# TP-Link WR720RN vs WR740RN



## mitraark (Jun 29, 2015)

150Mbps Wireless N Router TL-WR720N - Welcome to TP-LINK

vs

150Mbps Wireless N Router TL-WR740N - Welcome to TP-LINK

WR720RN is priced at Rs 631 on Amazon compared to Rs 864 for the WR740RN

How much will the external antennae matter ? Looking for a simple WiFi router for general internet sharing, no bandwidth control or multiple SSID features required. Just need signal strength to be good enough to access across 3 rooms. 

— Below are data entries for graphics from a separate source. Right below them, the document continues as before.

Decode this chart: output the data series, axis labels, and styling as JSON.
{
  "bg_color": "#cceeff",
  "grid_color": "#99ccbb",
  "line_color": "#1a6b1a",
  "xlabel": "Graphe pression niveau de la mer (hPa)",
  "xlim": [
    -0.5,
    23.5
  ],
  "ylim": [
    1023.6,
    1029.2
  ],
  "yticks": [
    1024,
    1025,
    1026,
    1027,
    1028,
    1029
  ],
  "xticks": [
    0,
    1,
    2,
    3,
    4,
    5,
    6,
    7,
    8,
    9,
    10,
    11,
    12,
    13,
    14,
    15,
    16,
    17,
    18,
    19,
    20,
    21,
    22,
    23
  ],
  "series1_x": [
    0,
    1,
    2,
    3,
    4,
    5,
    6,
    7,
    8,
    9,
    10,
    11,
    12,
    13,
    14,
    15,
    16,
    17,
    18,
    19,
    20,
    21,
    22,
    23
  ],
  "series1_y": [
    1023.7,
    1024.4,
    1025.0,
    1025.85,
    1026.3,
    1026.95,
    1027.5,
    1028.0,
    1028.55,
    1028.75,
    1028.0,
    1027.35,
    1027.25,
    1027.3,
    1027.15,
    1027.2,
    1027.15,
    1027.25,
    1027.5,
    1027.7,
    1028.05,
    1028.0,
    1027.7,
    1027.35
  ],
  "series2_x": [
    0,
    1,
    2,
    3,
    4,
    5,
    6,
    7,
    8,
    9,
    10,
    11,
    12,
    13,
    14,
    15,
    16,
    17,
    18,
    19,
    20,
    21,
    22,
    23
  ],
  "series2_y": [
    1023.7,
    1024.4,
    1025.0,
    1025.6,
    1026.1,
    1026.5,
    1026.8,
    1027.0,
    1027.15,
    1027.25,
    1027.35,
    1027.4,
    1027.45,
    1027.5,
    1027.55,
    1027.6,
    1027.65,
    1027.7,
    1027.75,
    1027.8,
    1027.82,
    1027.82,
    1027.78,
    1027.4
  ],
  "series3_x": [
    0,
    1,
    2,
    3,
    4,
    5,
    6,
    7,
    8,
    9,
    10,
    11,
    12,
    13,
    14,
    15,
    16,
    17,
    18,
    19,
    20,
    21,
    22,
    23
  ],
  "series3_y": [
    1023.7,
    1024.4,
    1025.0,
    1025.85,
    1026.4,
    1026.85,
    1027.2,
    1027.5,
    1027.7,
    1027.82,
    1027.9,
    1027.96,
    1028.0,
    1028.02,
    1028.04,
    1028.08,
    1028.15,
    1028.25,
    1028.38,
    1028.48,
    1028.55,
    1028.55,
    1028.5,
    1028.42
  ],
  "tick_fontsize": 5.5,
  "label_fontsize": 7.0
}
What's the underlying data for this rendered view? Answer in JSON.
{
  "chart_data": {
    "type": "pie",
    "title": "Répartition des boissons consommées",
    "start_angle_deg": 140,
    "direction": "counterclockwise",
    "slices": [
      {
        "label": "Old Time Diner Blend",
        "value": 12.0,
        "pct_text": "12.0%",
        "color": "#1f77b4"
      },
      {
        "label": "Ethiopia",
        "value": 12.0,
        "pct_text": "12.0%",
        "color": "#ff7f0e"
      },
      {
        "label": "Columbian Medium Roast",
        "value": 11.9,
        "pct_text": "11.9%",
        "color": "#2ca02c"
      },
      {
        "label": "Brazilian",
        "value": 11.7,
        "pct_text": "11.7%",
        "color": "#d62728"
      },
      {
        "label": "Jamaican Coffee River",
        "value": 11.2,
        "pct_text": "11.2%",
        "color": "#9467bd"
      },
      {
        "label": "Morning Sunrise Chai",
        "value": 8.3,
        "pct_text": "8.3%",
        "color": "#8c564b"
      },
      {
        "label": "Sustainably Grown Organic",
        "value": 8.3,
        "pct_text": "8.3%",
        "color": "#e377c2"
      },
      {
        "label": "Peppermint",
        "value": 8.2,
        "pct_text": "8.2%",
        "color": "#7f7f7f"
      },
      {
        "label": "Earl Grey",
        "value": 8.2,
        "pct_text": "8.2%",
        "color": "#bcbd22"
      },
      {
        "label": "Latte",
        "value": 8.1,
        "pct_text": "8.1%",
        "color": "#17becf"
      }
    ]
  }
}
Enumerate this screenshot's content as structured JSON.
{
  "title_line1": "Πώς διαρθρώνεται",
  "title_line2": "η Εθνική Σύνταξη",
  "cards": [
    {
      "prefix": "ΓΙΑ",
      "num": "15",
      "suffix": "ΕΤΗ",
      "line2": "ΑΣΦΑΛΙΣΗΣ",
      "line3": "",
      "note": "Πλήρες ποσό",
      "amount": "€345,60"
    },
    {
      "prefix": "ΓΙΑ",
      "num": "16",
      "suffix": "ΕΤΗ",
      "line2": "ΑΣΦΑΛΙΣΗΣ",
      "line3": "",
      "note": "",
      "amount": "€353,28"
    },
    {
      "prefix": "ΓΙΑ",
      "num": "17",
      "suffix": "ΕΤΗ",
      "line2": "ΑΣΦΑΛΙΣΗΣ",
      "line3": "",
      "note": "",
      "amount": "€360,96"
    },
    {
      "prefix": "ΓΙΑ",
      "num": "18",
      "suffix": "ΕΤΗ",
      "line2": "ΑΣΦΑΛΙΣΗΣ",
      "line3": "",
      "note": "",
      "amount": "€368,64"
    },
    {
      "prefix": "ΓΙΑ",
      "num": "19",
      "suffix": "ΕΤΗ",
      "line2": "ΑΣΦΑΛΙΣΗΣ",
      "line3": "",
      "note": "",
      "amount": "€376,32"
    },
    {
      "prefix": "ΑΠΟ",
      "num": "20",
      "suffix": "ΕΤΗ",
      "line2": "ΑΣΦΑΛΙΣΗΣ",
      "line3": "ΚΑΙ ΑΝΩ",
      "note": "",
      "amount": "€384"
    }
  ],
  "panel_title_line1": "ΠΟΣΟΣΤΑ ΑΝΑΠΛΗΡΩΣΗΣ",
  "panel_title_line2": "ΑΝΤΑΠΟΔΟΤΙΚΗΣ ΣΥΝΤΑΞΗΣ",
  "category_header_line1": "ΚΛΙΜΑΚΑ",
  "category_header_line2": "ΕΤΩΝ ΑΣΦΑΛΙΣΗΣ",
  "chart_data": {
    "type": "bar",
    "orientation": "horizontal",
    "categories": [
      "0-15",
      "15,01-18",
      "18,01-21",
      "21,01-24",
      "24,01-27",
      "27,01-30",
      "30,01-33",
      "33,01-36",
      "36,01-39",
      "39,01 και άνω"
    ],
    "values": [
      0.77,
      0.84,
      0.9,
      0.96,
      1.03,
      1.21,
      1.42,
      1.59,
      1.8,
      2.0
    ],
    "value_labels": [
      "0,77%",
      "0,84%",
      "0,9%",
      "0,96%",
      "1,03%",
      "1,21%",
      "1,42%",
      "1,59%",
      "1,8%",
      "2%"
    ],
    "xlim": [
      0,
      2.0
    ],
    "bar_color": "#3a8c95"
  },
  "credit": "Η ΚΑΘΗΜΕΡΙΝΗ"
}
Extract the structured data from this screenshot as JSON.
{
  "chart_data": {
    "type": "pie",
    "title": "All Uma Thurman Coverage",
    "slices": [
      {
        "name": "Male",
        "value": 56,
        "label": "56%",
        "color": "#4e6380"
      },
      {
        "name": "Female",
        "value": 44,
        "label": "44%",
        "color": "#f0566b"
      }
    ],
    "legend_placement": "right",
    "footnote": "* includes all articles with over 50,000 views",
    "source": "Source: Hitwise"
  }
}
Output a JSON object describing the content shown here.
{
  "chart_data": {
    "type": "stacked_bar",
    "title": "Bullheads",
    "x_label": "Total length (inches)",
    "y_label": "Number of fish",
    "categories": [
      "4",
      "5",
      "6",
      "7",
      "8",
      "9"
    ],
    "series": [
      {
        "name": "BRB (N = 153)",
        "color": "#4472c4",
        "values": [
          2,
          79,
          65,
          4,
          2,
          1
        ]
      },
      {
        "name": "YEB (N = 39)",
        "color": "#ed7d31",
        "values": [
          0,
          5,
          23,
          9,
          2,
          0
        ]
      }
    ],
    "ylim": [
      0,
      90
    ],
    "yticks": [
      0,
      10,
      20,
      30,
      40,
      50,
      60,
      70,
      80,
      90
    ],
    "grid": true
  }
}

While being as cheap as possible


----------



## powerhoney (Jun 29, 2015)

Go for the 740N... It performs better than the 720N with more range... Have personally experienced both...


----------



## krishnandu.sarkar (Jun 29, 2015)

Go for 740N if you are looking for access upto across 3 Rooms.


----------



## ankushv (Jun 29, 2015)

FYI I have the 841 n with two  5dbi external antenna . The range is the same as my 5 yr old belkin g router .


----------



## mitraark (Jun 30, 2015)

I also have a WR841N. Buying for a friend.

Ordered a WR720N because it's Rs 233 cheaper  #fingerscrossed


----------



## mitraark (Jul 3, 2015)

Set up the WR720N and getting 4-5 MB/s copying file from Homegroup PC, on a laptop 4 rooms 6 walls apart, 15-20 m away. Signal strength is definitely good enough I'd say.


----------